Production Deployment Requirements#
This page details the comprehensive system, hardware, and software requirements for deploying NeMo Curator in production environments.
System Requirements#
Operating System: Ubuntu 22.04/20.04 (recommended)
Python: Python 3.10 or 3.12 (Python 3.11 is not supported due to RAPIDS compatibility)
packaging >= 22.0
Shared Filesystem: For Slurm deployments, a shared filesystem (NFS, Lustre, etc.) accessible from all compute nodes
Hardware Requirements#
CPU Requirements#
Multi-core CPU with sufficient cores for parallel processing
Memory: Minimum 16GB RAM recommended for text processing
For large datasets: 32GB+ RAM recommended
Memory requirements scale with dataset size and number of workers
GPU Requirements (Optional but Recommended)#
GPU: NVIDIA GPU with Volta™ architecture or higher
Compute capability 7.0+ required
Memory: Minimum 16GB VRAM for GPU-accelerated operations
For video processing: 21GB+ VRAM (reducible with optimization)
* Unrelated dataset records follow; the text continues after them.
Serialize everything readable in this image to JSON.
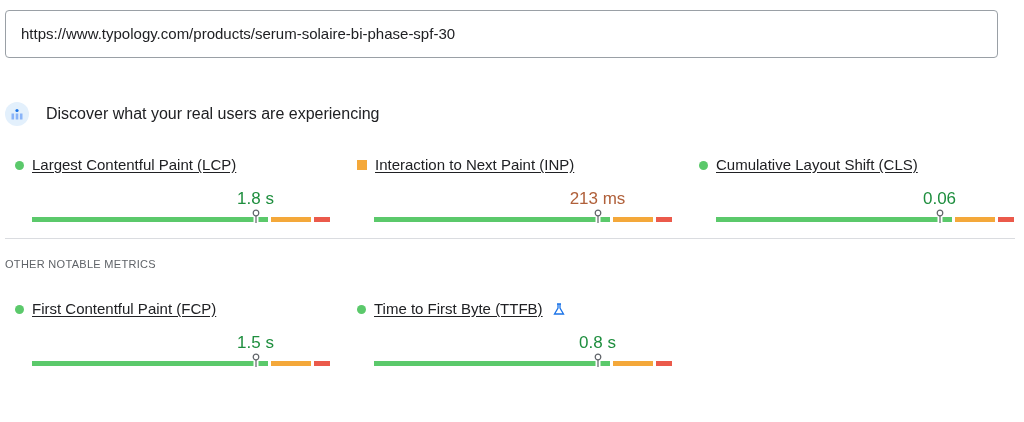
{
  "url_field": {
    "value": "https://www.typology.com/products/serum-solaire-bi-phase-spf-30"
  },
  "field_data": {
    "heading": "Discover what your real users are experiencing",
    "core_metrics": [
      {
        "label": "Largest Contentful Paint (LCP)",
        "kind": "good",
        "value": "1.8 s",
        "experimental": false
      },
      {
        "label": "Interaction to Next Paint (INP)",
        "kind": "average",
        "value": "213 ms",
        "experimental": false
      },
      {
        "label": "Cumulative Layout Shift (CLS)",
        "kind": "good",
        "value": "0.06",
        "experimental": false
      }
    ],
    "other_heading": "OTHER NOTABLE METRICS",
    "other_metrics": [
      {
        "label": "First Contentful Paint (FCP)",
        "kind": "good",
        "value": "1.5 s",
        "experimental": false
      },
      {
        "label": "Time to First Byte (TTFB)",
        "kind": "good",
        "value": "0.8 s",
        "experimental": true
      }
    ]
  }
}
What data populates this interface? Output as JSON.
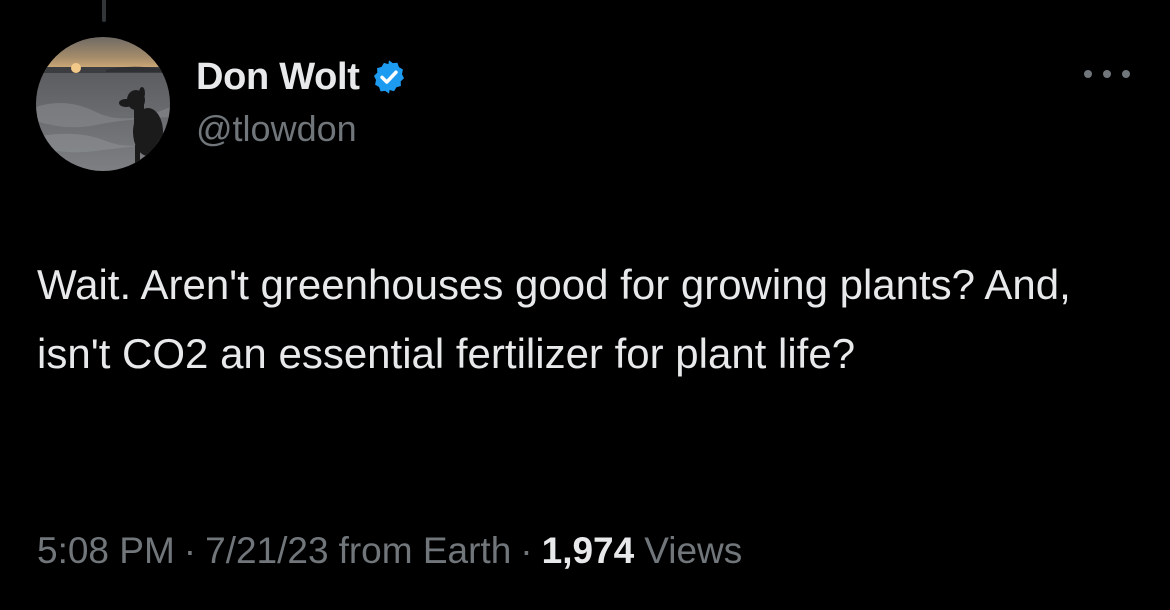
{
  "tweet": {
    "author": {
      "display_name": "Don Wolt",
      "handle": "@tlowdon",
      "verified": true,
      "avatar_icon": "avatar-photo-dog-on-beach-at-sunset"
    },
    "text": "Wait. Aren't greenhouses good for growing plants? And, isn't CO2 an essential fertilizer for plant life?",
    "time": "5:08 PM",
    "separator": "·",
    "date": "7/21/23",
    "source": "from Earth",
    "views_count": "1,974",
    "views_label": "Views",
    "more_icon": "more-horizontal-icon",
    "verified_icon": "verified-badge-icon"
  },
  "theme": {
    "background": "#000000",
    "primary_text": "#e7e9ea",
    "secondary_text": "#71767b",
    "verified_blue": "#1d9bf0"
  }
}
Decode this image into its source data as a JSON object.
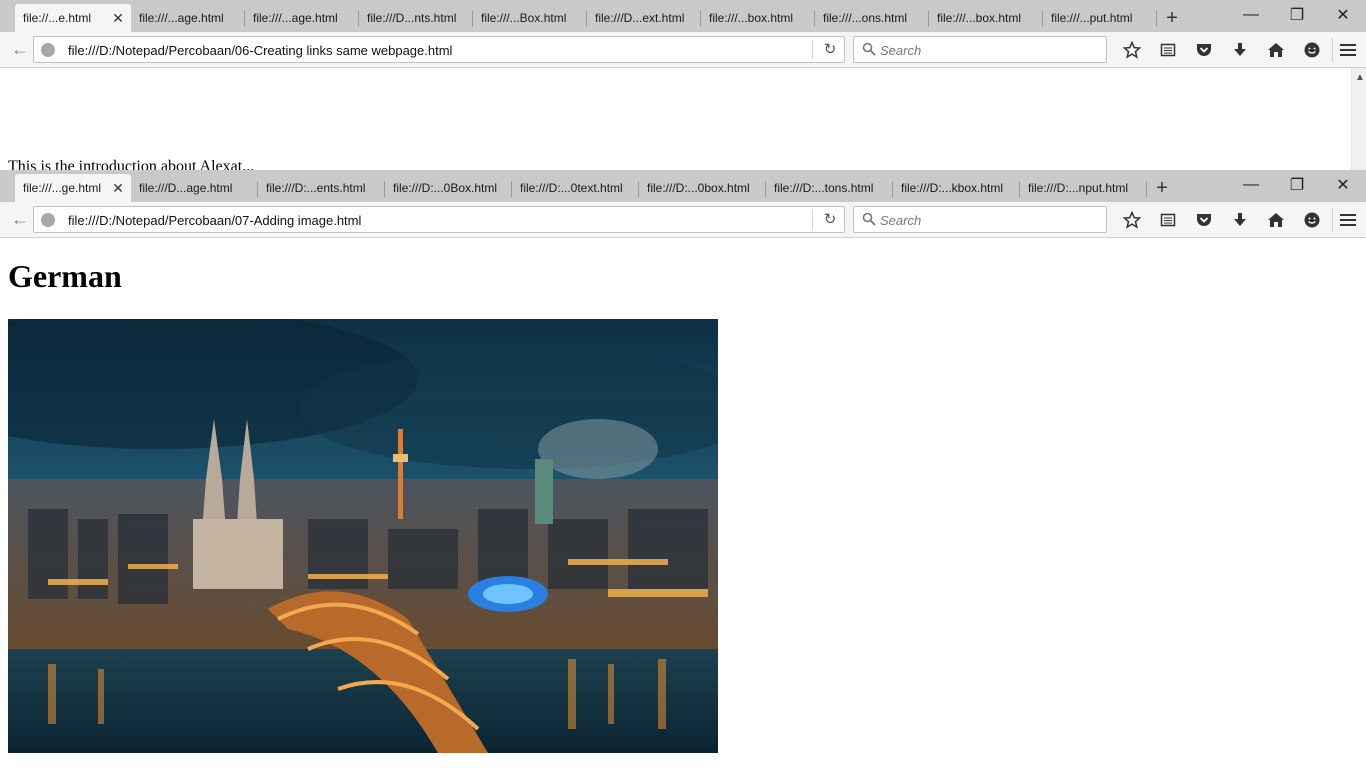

For large-scale deduplication: 32GB+ VRAM recommended
CUDA: CUDA 12.0 or above with compatible drivers
Software Dependencies#
Core Dependencies#
Container Support (Recommended)#
Docker or Podman for containerized deployment
Singularity/Apptainer for HPC environments
Access to NVIDIA NGC registry for official containers
Cluster Management#
Kubernetes: For Kubernetes deployment
kubectl configured with cluster access
ReadWriteMany StorageClass for shared storage
Slurm: For Slurm deployment
Slurm cluster with job submission permissions
Shared filesystem mounted on all compute nodes
Network Requirements#
Reliable network connectivity between nodes
High-bandwidth network for large dataset transfers
InfiniBand recommended for multi-node GPU clusters
Storage Requirements#
Capacity: Storage capacity should be 3-5x the size of input datasets
Input data storage
Intermediate processing files
Output data storage
Performance: High-throughput storage system recommended
SSD storage preferred for frequently accessed data
Parallel filesystem for multi-node access
Deployment-Specific Requirements#
Kubernetes Deployment#
Kubernetes cluster with GPU support
Persistent Volume Claims (PVC) with ReadWriteMany access mode
Network policies allowing inter-pod communication
Resource quotas configured for GPU and memory allocation
Slurm Deployment#
Slurm workload manager configured and running
Job submission permissions (
sbatch
,srun
)Module system for environment management (optional but recommended)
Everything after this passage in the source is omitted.